> Reverse-engineering the Pi 5's MIPI to push 5.6 Gbps from custom MASH sigma-delta ADCs to a Lattice ECP5 FPGA to the Raspberry Pi is serious engineering

Using video interfaces to transfer arbitrary data at high speeds is becoming a common trick for cheap boards with limited interfaces. Video inputs and outputs are generally highly mature and optimized to avoid dropping frames because everyone wants reliable video. Putting arbitrary data into video IO pipelines is a cheap way to get high speed IO through standard interfaces.

There is a cool project that uses cheap HDMI to USB capture devices for high speed data transfer out of cheap FPGA boards that have HDMI output [ https://github.com/steve-m/hsdaoh ]

In a perfect world, using PCIe directly would be a much better solution for a project like this. Having access to PCIe DMA support directly without relying on video IO peripherals is helpful for high speed ADC/DAC applications like this. It would also make the board more portable to other SBCs.

The ECP5-5G can do PCIe 2.0 x2 or PCIe 1.0 x4 which would provide around 8Gbps of data transfer. The problem is that the Raspberry Pi 5 only exposes a single PCIe lane to the user. The other 4 PCIe lanes of the Raspberry Pi 5 SoC are routed to the RP1 chip, which has the MIPI and CSI interfaces that are used in this project. So the data is going through a convoluted path instead of being connected to PCIe directly.

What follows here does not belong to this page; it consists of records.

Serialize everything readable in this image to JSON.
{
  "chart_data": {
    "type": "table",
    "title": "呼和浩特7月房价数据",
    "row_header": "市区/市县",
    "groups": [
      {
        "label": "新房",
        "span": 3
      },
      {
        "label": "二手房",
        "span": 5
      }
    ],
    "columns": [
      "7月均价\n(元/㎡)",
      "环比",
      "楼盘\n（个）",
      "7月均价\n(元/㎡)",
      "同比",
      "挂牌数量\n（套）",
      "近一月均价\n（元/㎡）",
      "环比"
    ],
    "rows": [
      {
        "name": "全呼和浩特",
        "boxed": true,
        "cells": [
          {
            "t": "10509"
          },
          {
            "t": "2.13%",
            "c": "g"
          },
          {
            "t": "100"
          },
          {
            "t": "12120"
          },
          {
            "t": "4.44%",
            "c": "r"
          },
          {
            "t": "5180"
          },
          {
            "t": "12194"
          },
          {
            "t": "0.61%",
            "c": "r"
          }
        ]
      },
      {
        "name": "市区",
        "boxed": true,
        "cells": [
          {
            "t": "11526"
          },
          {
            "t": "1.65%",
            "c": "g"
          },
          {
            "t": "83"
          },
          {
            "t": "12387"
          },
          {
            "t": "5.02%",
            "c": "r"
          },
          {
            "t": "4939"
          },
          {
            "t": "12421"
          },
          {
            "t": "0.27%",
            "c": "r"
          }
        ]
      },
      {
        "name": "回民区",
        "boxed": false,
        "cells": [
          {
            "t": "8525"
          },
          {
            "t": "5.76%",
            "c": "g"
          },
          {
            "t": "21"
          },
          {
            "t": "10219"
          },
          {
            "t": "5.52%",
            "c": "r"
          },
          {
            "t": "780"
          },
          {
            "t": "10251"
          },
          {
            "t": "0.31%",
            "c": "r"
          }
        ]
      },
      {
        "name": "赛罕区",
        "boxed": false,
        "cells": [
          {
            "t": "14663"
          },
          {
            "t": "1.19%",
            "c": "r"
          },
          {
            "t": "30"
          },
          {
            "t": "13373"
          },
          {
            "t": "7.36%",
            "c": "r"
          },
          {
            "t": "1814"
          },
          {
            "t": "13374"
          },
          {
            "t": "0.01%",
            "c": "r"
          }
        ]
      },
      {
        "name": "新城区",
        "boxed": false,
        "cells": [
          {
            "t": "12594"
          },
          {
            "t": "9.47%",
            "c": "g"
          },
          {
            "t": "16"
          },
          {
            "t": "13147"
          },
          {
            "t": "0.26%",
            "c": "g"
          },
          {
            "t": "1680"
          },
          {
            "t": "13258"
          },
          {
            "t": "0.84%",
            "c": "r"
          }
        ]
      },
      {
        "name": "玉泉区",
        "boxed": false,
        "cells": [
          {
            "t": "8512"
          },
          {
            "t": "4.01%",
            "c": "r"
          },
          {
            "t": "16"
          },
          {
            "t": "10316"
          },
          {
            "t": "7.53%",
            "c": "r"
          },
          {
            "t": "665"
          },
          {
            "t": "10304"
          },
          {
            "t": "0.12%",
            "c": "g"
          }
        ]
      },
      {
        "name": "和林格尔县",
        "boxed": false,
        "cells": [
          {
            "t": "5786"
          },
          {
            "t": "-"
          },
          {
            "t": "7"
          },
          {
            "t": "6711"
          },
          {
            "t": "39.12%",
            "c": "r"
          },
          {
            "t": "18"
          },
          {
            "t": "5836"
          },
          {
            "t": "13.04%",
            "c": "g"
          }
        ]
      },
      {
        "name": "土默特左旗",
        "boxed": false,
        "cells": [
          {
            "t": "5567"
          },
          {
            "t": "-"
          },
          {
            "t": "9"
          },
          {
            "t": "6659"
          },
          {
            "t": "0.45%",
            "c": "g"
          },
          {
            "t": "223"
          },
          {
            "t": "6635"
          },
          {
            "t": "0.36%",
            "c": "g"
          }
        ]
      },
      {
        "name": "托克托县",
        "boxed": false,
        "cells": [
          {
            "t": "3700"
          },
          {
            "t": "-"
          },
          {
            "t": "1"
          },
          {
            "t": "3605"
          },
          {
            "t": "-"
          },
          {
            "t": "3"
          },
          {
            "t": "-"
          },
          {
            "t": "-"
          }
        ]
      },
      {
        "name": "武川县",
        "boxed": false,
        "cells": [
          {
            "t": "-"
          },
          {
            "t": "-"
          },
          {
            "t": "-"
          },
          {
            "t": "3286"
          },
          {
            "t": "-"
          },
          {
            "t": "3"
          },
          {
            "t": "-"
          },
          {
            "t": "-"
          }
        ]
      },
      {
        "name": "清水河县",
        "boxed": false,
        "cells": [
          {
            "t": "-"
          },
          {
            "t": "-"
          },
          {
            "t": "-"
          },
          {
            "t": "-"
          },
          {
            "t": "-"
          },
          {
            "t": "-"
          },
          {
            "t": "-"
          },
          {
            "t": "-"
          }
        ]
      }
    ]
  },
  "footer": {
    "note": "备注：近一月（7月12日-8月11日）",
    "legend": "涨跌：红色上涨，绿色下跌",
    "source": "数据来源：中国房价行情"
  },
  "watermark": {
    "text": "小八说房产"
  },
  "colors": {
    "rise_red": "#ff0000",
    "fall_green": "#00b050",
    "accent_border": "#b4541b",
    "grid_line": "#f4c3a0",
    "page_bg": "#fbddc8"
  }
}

I would have to look at the details more closely, but even using the PCIe 2.0 x1 port (around 4 Gbps after overhead) on the Raspberry Pi would be close in bandwidth to the 5.6 Gbps number they give for their custom MIPI solution.

I think the Raspberry Pi 5 is a good first choice for most projects because it is widely support and has the largest community, but for a project like this the benefits of moving to a different SBC with PCIe 2.0 x2 would have been helpful. Keeping the project semi-independent of the SBC has a lot of benefits.